Jes STALEY, an investment banker who was well-known on Wall Street and a true titan in his field, has been fired as Barclays’ chief executive.
Following an investigation by UK regulators of Mr Staley’s connections to Jeffrey Epstein, his resignation was announced.
What about the American, who took over one of Britain’s biggest banks but left it six years later.
James E. Staley, a Boston native, joined JP Morgan Chase in 2005 after completing an economics degree.
This would mark the beginning of a 30-year career at US bank giant. He would climb through the ranks and become boss of firm’s investment bank division. In 2009, he was a lieutenant to JP Morgan Chase Chief Executive Jamie Dimon.
Over the years, Staley was promoted to head JP Morgan’s Private Client Division. It was there that in 2000, he developed his first “professional relationship” with Epstein.
Fortune magazine described Mr Staley as “a throwback” to an outdated idea about what a banker should be in 2010. Staley was soft spoken and clients-focused, and was so far under the radar that few people outside of finance had ever heard of him.
It also stated that Jes is free from innuendo. There is no grey. His yes indicates yes. His no is no.”
After the 2008 financial crisis, Mr Staley was appointed as the head of the bank’s investments arm. Rumours circulated about Mr Dimon being in the process of grooming him for his top job.
According to Mr Staley, “If Jamie does not leave, then I will probably have to leave myself within a few years.”
After initially being denied the Barclays Top Job in August 2012 by Antony Jenkins, Mr Dimon did not leave and hasn’t quit JP Morgan Chase. However, Mr Staley left the bank to start BlueMountain Capital Management.
In 2015 Mr Jenkins was fired. However, the criticism of the bank’s loss of investment banking was addressed by Mr Staley.
With yearly earnings edging towards £8.2m if he was awarded his maximum bonus, the 63-year-old’s tenure as the boss of Barclays saw the British bank deliver good returns and profits which beat analyst estimates.
Susannah Streeter is a senior Hargreaves Lansdown investment and markets analyst. She said that his vision for Barclays helped it to “very good stead” in dealing with the economic effects of the coronavirus epidemic.
But, there was some controversy.
In 2018, the father-of-two hit the headlines when he was personally fined £642,430 by the Financial Conduct Authority and the Prudential Regulation Authority for breaching rules by trying to identify a whistleblower two years earlier.
This was due to anonymous correspondence sent to Barclays board members that raised concerns regarding Tim Main, a senior bank executive who had been hired by them earlier in the year.
Mr Staley asked Bank’s Security Chief to help him identify the writers of the letters. He believed it was an unfair personal attack against the senior bank employee.

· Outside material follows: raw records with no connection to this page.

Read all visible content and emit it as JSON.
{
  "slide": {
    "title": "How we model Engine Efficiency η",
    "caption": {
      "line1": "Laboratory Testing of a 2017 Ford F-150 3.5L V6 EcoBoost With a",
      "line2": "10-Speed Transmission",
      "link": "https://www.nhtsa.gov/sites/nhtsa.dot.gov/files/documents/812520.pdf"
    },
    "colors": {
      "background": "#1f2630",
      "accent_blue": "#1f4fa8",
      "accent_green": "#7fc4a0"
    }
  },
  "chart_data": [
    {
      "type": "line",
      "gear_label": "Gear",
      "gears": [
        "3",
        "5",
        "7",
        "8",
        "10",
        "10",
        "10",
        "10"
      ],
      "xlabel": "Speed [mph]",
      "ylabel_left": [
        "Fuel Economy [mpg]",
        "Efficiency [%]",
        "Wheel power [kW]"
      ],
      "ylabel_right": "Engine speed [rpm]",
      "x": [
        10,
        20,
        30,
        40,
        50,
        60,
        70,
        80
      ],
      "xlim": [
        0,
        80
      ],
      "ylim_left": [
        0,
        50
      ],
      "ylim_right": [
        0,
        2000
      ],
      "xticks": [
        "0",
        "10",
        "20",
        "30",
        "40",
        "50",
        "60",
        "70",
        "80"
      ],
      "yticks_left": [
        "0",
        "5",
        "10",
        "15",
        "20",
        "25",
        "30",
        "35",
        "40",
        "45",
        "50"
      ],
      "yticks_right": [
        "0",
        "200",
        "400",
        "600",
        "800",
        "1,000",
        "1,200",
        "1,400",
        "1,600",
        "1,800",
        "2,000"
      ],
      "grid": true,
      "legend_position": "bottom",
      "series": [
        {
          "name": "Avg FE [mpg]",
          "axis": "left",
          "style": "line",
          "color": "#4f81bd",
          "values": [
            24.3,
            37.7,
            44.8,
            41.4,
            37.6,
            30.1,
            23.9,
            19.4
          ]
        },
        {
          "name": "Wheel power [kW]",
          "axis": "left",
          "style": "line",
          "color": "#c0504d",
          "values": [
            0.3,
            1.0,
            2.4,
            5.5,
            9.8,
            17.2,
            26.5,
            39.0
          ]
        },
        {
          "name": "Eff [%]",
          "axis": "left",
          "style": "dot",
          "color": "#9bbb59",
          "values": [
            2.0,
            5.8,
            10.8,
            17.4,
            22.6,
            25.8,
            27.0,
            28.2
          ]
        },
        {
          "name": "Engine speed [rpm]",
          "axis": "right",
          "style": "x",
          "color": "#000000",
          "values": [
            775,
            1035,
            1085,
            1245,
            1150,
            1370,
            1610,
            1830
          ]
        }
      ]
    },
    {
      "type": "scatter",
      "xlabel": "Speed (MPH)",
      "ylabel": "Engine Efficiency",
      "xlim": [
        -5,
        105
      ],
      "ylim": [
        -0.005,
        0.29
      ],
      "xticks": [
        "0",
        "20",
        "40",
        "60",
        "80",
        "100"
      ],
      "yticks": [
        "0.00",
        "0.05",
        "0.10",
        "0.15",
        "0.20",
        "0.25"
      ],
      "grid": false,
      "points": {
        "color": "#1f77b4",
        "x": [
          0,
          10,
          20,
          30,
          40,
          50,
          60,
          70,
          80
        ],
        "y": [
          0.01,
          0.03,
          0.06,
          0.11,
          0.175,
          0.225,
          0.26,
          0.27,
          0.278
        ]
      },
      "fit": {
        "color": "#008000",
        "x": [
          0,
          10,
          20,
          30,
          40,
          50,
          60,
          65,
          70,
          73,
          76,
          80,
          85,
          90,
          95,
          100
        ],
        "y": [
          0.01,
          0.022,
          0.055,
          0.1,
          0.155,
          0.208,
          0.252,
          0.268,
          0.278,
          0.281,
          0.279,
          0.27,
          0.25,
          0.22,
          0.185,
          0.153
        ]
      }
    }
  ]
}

Financial Conduct Authority stated that Mr. Staley violated the standards of care and expectation of chief executives in a way which could undermine confidence in Barclays’ whistleblowing procedure.
Staley offered his apology for his role in the matter.
He also earned the bank a $15m penalty from US regulators. However, he was able to survive the scandal thanks to the support of Barclays board members. This gave him the distinction of being first manager of major financial institutions to retain his position after being punished by the watchdogs.
Some insiders at Barclays believe that his behavior in Epstein and this case indicates an excessive loyalty to friends. Others are inclined to label it his tragic character flaw.
Another victim of the whistleblower scam was a Barclays customer who tried to con Mr Staley into e-mailing him as John McFarlane (the bank’s chairman at the time).
This email included a poem in the which the letters at the beginning of every line represented the word “whistleblower”.
However, Staley missed the prank, and replied to the email pretending it was genuine. Calling McFarlane “a rare man”, and giving praises for his guitar-playing abilities, he said that he didn’t know what to do.
The prankster posted details about the feat on Twitter, and later with the Financial Times. This revealed his gullibility.
Fairness to Mr Staley: He isn’t the only Barclays boss who has fallen from grace over recent years.
He is actually the fifth bank chief executive after seven years. This follows in the steps of Bob Diamond who quit over a scandal involving interest rates and Mr Jenkins who was fired for arguing with the board about the bank’s profitability and cost-cutting.
He spoke out about the “unsustainable” culture of work from home during the pandemic.
At the World Economic Forum’s virtual meeting, he stated that it would be increasingly challenging to preserve the culture and cooperation these big financial institutions want and need.
Barclays must now maintain its culture and culture without him. This may prove difficult.